Con grande preavviso (il martedì mattina per il mercoledì pomeriggio) il servizio per l’infanzia del comune ha avvisato i genitori dei bimbi dei nidi che sarebbe stato possibile, per due ore (dalle 16:30 alle 18:30), visitare gli asili comunali per valutare in quali fare domanda di iscrizione.

L’ovvio presupposto, come in tutti questi casi, è che ci sia perlomeno una madre nullafacente, il cui massimo problema consista nell’eventuale annullamento di una seduta di Pilates.

Tuttavia, per un fortuito caso del destino, è avvenuto che io fossi libera di organizzarmi per uscire prima, e, libretto degli asili alla mano, trascinare l’ingegnere in una BlitzKrieg di ricognizione.

Alle 16:28 eravamo davanti al primo asilo; alle 18:25, ci introducevamo svelti nella porta del sesto. In totale, sei asili in due ore e un quarto nette.

Al termine di questa istruttiva sfacchinata, una solerte cretina di educatrice (spero caldamente che Guido non caschi nelle sue mani) ci ammoniva che tanto, “signora mia, se vuole avere qualche speranza che suo figlio lo prendano, faccia domanda in tutti gli asili, altrimenti sta fresca!”.
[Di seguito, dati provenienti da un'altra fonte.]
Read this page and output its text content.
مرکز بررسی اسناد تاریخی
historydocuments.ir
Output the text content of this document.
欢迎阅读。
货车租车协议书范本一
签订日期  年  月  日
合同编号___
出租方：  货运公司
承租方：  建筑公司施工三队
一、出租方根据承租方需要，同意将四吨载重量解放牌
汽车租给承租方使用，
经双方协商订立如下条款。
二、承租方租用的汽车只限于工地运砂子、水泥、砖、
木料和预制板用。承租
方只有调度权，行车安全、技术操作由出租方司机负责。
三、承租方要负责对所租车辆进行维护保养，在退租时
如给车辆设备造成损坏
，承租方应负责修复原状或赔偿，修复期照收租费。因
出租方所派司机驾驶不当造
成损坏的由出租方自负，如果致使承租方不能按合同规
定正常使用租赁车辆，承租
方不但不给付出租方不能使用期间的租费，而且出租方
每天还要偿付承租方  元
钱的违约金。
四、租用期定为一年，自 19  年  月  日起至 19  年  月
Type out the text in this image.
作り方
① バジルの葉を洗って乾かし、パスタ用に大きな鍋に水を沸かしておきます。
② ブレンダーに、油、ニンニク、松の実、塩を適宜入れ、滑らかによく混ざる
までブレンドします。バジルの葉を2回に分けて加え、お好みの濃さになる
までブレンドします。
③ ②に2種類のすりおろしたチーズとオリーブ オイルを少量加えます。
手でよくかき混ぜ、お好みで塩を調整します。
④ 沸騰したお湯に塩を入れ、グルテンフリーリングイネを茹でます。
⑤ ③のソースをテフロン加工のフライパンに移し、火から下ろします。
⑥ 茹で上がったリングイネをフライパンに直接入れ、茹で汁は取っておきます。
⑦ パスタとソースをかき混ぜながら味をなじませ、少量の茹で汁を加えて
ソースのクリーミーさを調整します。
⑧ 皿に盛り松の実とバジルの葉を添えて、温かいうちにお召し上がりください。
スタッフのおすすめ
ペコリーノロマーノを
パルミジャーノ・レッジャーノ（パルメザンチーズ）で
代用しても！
E così ho passato gli ultimi giorni a fare proiezioni e valutazioni del rischio, e mettendo in fila in ordine di preferenza gli asili visti e quelli non visti, ma immaginati e valutati sulla base delle opinioni raccolte in giro. Alla fine ho deciso che metto comunque solo quelli in cui sono disposta a portarlo, che non sono pochi (otto se considero solo quelli urbani, due se ne includo un paio di extraurbani ma “di mano”, ammettendo di farsi un anno di trasferta e poi di chiedere un avvicinamento a 4 anni).

Conti a parte, nel corso del giro ho vissuto alcuni momenti di delizioso dejavu, che mi hanno riproiettata indietro di circa 37 anni,  al mio ultimo anno d’asilo, il glorioso Querzoli, primo asilo comunale “nuovo stile” di Forlì. Mi sarei fermata volentieri un po’ a pastrocchiare coi colori, o a travestirmi da Re Carnevale, o a prender per mano una dada e raccontarle una storia, o a correre in tondo per poi buttarmi sul materassone. E’ bello avere bei ricordi colorati, poi i tuoi figli ce li porti più volentieri, all’asilo.